Jaffa, by contrast, wanted to save political equality from the modernists. Jaffa acknowledged that the “leveling tendency within any popular government was always present.” The argument against radical equality was, as Ellmers’s Jaffa writes, equality rightly understood, an equality that finds its rightful place in politics but allows inequalities to survive in other parts of the moral environment.
For Mansfield, following Tocqueville, the great chain of being had been smashed in the modern situation partly as a result of the Declaration. By contrast, Jaffa believed that the “great chain of being. . .common to Aristotle and the Declaration of Independence,” and to Aquinas and the Christian tradition, was American and (perhaps) recoverable in our situation.
The rejection of the good America, Jaffa held, came from the intrusion of foreign influences and especially German philosophy during America’s Progressive Era. From Woodrow Wilson to Frank Goodnow and Herbert Croly, the Progressive turned to a specifically historicist and Hegelian understanding of right. As a result, America has established a shadow constitution based on administration and a rejection of natural rights. This is precisely how the Progressives understood themselves, as R.J. Pestritto, Charles Kesler, Jim Ceaser, Bradley C. Watson, and others have demonstrated.

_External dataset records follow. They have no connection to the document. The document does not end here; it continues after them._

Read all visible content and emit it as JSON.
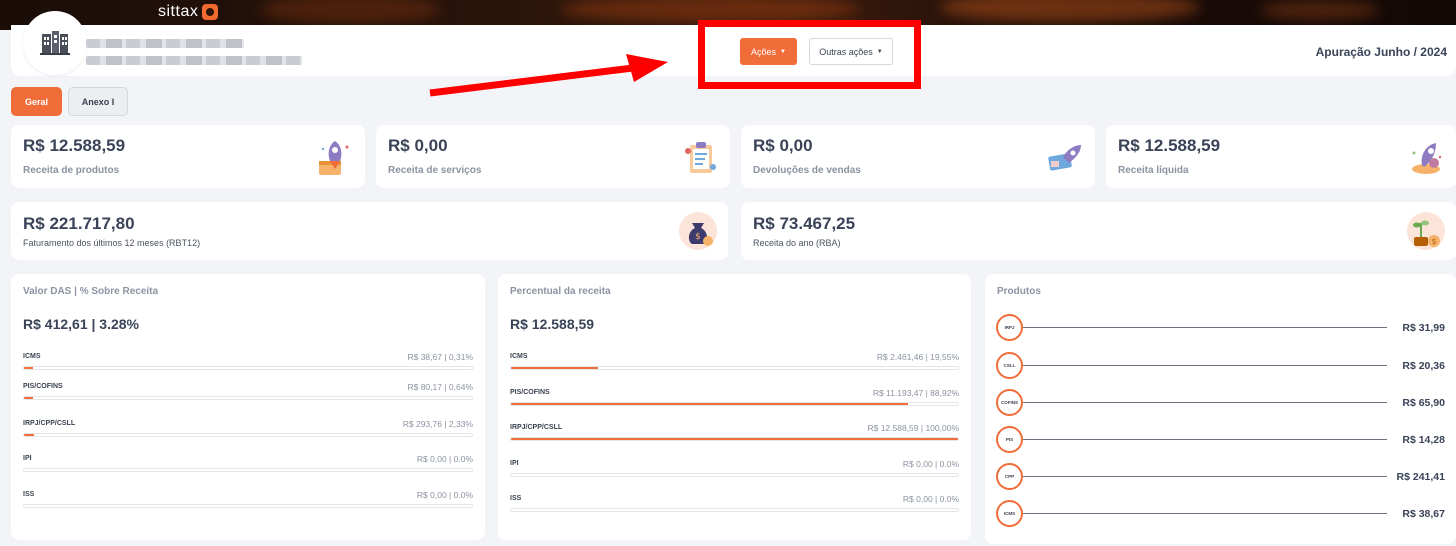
{
  "app": {
    "brand": "sittax"
  },
  "header": {
    "period": "Apuração Junho / 2024",
    "actions_label": "Ações",
    "other_actions_label": "Outras ações"
  },
  "tabs": [
    {
      "label": "Geral",
      "active": true
    },
    {
      "label": "Anexo I",
      "active": false
    }
  ],
  "kpis": [
    {
      "value": "R$ 12.588,59",
      "label": "Receita de produtos",
      "icon": "rocket-box-icon"
    },
    {
      "value": "R$ 0,00",
      "label": "Receita de serviços",
      "icon": "clipboard-icon"
    },
    {
      "value": "R$ 0,00",
      "label": "Devoluções de vendas",
      "icon": "return-rocket-icon"
    },
    {
      "value": "R$ 12.588,59",
      "label": "Receita líquida",
      "icon": "rocket-cash-icon"
    }
  ],
  "kpis_wide": [
    {
      "value": "R$ 221.717,80",
      "label": "Faturamento dos últimos 12 meses (RBT12)",
      "icon": "money-bag-icon"
    },
    {
      "value": "R$ 73.467,25",
      "label": "Receita do ano (RBA)",
      "icon": "plant-coins-icon"
    }
  ],
  "das_panel": {
    "title": "Valor DAS | % Sobre Receita",
    "total": "R$ 412,61 | 3.28%",
    "rows": [
      {
        "name": "ICMS",
        "value": "R$ 38,67 | 0,31%",
        "fill": 0.0031
      },
      {
        "name": "PIS/COFINS",
        "value": "R$ 80,17 | 0,64%",
        "fill": 0.0064
      },
      {
        "name": "IRPJ/CPP/CSLL",
        "value": "R$ 293,76 | 2,33%",
        "fill": 0.0233
      },
      {
        "name": "IPI",
        "value": "R$ 0,00 | 0.0%",
        "fill": 0
      },
      {
        "name": "ISS",
        "value": "R$ 0,00 | 0.0%",
        "fill": 0
      }
    ]
  },
  "revenue_panel": {
    "title": "Percentual da receita",
    "total": "R$ 12.588,59",
    "rows": [
      {
        "name": "ICMS",
        "value": "R$ 2.461,46 | 19,55%",
        "fill": 0.1955
      },
      {
        "name": "PIS/COFINS",
        "value": "R$ 11.193,47 | 88,92%",
        "fill": 0.8892
      },
      {
        "name": "IRPJ/CPP/CSLL",
        "value": "R$ 12.588,59 | 100,00%",
        "fill": 1.0
      },
      {
        "name": "IPI",
        "value": "R$ 0,00 | 0.0%",
        "fill": 0
      },
      {
        "name": "ISS",
        "value": "R$ 0,00 | 0.0%",
        "fill": 0
      }
    ]
  },
  "products_panel": {
    "title": "Produtos",
    "rows": [
      {
        "name": "IRPJ",
        "value": "R$ 31,99"
      },
      {
        "name": "CSLL",
        "value": "R$ 20,36"
      },
      {
        "name": "COFINS",
        "value": "R$ 65,90"
      },
      {
        "name": "PIS",
        "value": "R$ 14,28"
      },
      {
        "name": "CPP",
        "value": "R$ 241,41"
      },
      {
        "name": "ICMS",
        "value": "R$ 38,67"
      }
    ]
  },
  "colors": {
    "accent": "#f06d3a",
    "highlight": "#ff0000",
    "text": "#3a4358",
    "muted": "#8b93a1"
  }
}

Yet this interpretation raises the same deep, regime-level questions that Mansfield raised. If America was the best regime, why was it so vulnerable to capture from this German invasion? Why weren’t the progressives laughed out of town? Early in my career, I was bewitched by Strauss’s “Three Waves of Modernity” essay, where he broadly claimed that the seeds of later modern radicalism are sewn into the origins of modern political thought. Nothing stable or respectable, Strauss argued, could proceed from the modern notion of nature—and subsequent thinkers to Locke worked out that inner logic until there was nothing left of nature or natural rights. This explains why America, founded on a version of the modern idea of nature, was vulnerable to the German invasion. What is the alternative explanation?
Ellmers’s fine book truly shows how Jaffa’s work sheds light on our situation. For showing that we have not transcended the political problems of the classical and Christian world, Jaffa is an unforgettable thinker. Ellmers’s book goes a long way towards ensuring that he will be remembered.